E proprio ragionando di questo enigma Philip capisce la grandezza del padre, un saggio primitivo capace di gesti originali, come quello di abbandonare i suoi tefillin nell’armadietto dello spogliatoio della locale YMHA (Young men’s Hebrew Association), a indicare quanto sia più aderente dello studio del rabbino alla sua visione del giudaismo. E’ così che il figlio riconosce la profonda affinità col padre: uno spietato realismo, orgoglio della schiatta e strumento di conoscenza del mondo. Fino alla rivelazione più generosa per uno scrittore: “E’ lui il bardo di Newark.

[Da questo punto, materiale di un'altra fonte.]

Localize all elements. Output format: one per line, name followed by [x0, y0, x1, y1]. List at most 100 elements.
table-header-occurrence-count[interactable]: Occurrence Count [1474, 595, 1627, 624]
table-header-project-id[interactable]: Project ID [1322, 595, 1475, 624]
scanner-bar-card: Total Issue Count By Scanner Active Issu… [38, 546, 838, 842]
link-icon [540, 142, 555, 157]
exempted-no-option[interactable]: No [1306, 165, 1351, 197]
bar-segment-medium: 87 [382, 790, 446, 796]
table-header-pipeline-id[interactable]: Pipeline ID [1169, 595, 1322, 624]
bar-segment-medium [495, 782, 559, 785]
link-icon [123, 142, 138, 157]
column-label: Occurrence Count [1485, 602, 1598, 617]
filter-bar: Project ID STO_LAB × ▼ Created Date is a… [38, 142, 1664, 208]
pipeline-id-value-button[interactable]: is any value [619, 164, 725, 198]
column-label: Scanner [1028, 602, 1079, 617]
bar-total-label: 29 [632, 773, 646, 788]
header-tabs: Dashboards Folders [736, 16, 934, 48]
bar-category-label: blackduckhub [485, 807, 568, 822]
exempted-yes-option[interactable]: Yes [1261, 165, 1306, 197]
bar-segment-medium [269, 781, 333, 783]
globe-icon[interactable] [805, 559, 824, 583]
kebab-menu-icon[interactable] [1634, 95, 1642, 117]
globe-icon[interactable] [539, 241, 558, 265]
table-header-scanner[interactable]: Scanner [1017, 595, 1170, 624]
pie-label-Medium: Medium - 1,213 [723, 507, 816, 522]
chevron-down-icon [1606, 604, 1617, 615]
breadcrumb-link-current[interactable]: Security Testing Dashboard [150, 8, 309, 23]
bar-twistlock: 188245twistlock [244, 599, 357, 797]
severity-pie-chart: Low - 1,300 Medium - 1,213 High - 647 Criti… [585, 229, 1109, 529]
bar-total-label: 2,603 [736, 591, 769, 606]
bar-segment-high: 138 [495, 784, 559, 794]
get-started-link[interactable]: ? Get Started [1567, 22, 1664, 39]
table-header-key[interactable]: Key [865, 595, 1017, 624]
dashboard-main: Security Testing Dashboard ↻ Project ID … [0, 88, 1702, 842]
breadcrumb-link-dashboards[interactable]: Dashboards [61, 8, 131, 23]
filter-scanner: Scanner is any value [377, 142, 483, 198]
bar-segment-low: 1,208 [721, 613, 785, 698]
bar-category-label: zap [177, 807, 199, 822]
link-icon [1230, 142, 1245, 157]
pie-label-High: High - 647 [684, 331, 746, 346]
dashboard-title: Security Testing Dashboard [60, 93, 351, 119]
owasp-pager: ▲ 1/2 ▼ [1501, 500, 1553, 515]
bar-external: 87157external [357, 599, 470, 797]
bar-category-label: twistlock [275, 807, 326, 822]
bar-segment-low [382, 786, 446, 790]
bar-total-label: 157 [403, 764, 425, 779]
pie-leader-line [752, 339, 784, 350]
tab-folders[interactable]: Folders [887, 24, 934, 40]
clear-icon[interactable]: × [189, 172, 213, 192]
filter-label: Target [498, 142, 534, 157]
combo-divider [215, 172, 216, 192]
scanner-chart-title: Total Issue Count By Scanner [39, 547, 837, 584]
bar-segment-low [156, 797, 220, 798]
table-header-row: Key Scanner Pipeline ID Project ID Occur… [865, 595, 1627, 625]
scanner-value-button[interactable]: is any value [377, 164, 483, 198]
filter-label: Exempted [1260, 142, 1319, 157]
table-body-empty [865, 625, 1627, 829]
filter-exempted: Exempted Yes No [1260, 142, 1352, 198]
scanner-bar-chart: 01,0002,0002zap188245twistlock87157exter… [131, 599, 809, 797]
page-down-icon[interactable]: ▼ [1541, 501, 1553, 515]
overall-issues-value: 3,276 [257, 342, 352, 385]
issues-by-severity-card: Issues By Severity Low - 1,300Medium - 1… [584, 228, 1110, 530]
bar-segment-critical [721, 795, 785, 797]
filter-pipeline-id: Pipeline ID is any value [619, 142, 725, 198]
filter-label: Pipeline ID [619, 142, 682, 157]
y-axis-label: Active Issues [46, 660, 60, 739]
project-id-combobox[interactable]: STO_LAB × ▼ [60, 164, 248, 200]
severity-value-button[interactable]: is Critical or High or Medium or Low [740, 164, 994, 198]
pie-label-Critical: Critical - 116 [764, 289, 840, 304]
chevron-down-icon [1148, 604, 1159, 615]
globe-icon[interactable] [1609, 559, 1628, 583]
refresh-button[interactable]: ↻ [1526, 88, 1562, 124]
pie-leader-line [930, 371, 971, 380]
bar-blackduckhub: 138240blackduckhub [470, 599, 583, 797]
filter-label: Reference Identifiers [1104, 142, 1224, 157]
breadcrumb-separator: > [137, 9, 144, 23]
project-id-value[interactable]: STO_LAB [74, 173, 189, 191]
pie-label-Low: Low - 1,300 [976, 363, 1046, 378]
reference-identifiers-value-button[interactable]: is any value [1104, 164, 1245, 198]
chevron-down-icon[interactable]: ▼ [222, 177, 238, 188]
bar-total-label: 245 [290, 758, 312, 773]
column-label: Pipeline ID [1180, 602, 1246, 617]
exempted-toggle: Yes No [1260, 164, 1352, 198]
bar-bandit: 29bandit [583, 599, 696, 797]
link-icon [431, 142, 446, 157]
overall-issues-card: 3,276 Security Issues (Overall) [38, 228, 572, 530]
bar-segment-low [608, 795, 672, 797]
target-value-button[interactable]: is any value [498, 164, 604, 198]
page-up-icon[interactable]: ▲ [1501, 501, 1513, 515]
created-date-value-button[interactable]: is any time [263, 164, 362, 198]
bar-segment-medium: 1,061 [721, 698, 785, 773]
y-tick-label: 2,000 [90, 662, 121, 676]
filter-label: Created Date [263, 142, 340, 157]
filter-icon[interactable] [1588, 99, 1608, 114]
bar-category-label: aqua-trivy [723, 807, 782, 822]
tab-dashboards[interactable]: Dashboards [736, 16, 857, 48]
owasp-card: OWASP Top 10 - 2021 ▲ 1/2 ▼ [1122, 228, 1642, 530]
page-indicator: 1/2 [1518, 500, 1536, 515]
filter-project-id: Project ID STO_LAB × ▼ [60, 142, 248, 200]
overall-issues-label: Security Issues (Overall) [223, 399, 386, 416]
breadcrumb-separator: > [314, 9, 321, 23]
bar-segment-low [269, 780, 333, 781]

Tutta quella roba su Newark, così avvincente, non è la mia storia: è la sua”. E’ dal padre che viene quella scorza dura che è della lingua di Philip Roth, quel realismo ruvido sempre a un passo dalla sgradevolezza che si risolve in rilievo figurativo. Ora quella lingua salvata serve al figlio per ricordare il padre: “Ha combattuto una battaglia così lunga…lunga e onorevole”: dove nell’ultima parola c’è tutto l’orgoglio e l’amore di un figlio nato dal tiranno che ha combattuto. E la scoperta del patrimonio che gli spetta come figlio. Sarà la rivelazione finale, quale può un grande scrittore.